Detrás de cada profesional, de un resultado científico novedoso, tras cada iniciativa de esas que salvan a un país bloqueado, o acompañando el más mínimo avance de un niño con discapacidad, está la mano salvadora de los maestros, ese ejército de luz que sorteando las mismas carencias que el resto, pone corazón y vida a la noble tarea de enseñar.
¿Qué forma a un maestro? Me pregunto mientras adivino una respuesta ligada al conocimiento y la sapiencia para transmitirlo, pero que sobre todo apunta a la consagración, al amor, a ese desprendimiento no siempre visto en los seres humanos de transmitir todo lo que se sabe, para que un día el alumno supere al maestro, sin rencores ni envidias.
Será por eso que no en todos existe la misma capacidad para educar, y nos encontramos entonces eruditos que andan por allá arriba, volando con sus saberes y sin embargo no hayan oído receptivo en sus estudiantes.
Mientras, otros con menos sapiencia, son capaces de guiar a sus pupilos, se hacen entender y más que eso nos enseñan a pensar y a aprender por nosotros mismos.
Porque de eso se trata educar: no basta repetir conceptos aprendidos de memoria ni poner orejeras a los estudiantes para que no vean más allá de sus narices. En una buena clase deben existir cuestionamientos, dudas, porqués, explicaciones y un consenso colectivo, para que la clase se parezca a la vida y surta efecto. No en balde aseguran que maestro no es cualquiera.

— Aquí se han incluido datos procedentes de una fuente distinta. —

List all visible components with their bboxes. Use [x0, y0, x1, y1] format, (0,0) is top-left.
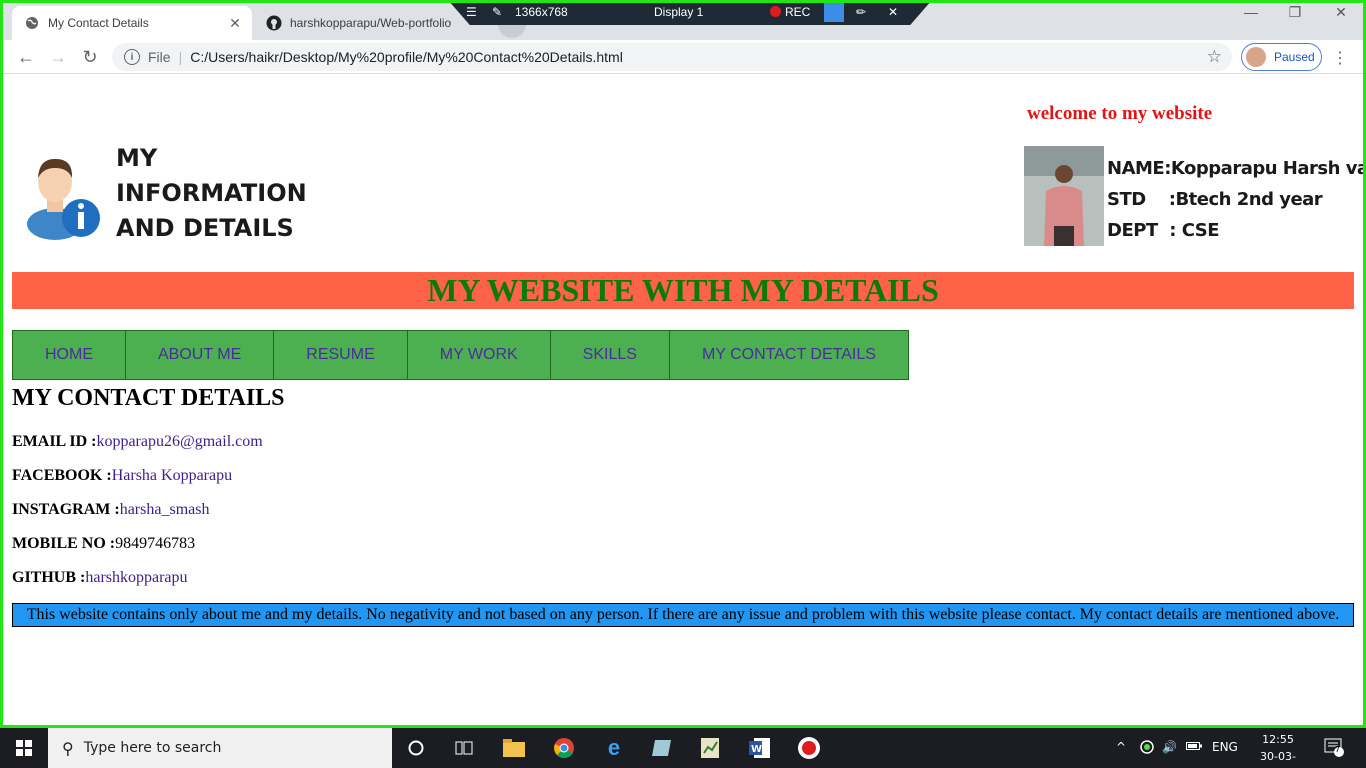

Si cada cual hace un ejercicio interno para pensar en quienes le formaron, vendrán siempre a la mente primero los profes más cariñosos y los extremadamente exigentes, los de las clases largas, los que en la incesante tarea de enseñar robaban horas de otros turnos o del receso para ir más allá de lo que tenían los libros, los de las guías de estudio interminables, los intolerantes al fraude.
Aparecerán ante nosotros esos que más allá de la clase se preocupaban por cada ausencia, y corrían a nuestras casas a ver qué pasaba. Los que incluso se desprendían de una merienda o un almuerzo para darlo a un alumno, o le repasaban en su horario de descanso a los de aprendizaje lento.
Carmela, esa maestra que en Conducta nos sacó lágrimas, anda por ahí multiplicada en miles, salvando a niños y adolescentes del ahogo que suponen la ignorancia y las conductas antisociales. Para esos profesores, educar va más allá de las ciencias y las letras y se involucra en el entramado social de cada alumno. Educar es también formar para la vida.
En esa lista de nombres pocas veces estarán los que por pura formalidad cumplían sus minutos de clases sin importar la asistencia o la participación.
Allí nunca estarán los complacidos con tener suspensos, o aquellos que esquemáticamente obligan a reproducir conceptos del libro de texto, sin razonamientos. En mi lista personal, por fortuna, hay muchos de los primeros, y pocos de los segundos.
A solo horas de celebrar en Cuba el Día del Educador, llegue a todos el reconocimiento, porque detrás de cada uno de nosotros, incluso detrás de estas líneas, hay muchos nombres imprescindibles que desde el anonimato, nos han salvado de vivir en la oscuridad que significa la ignorancia.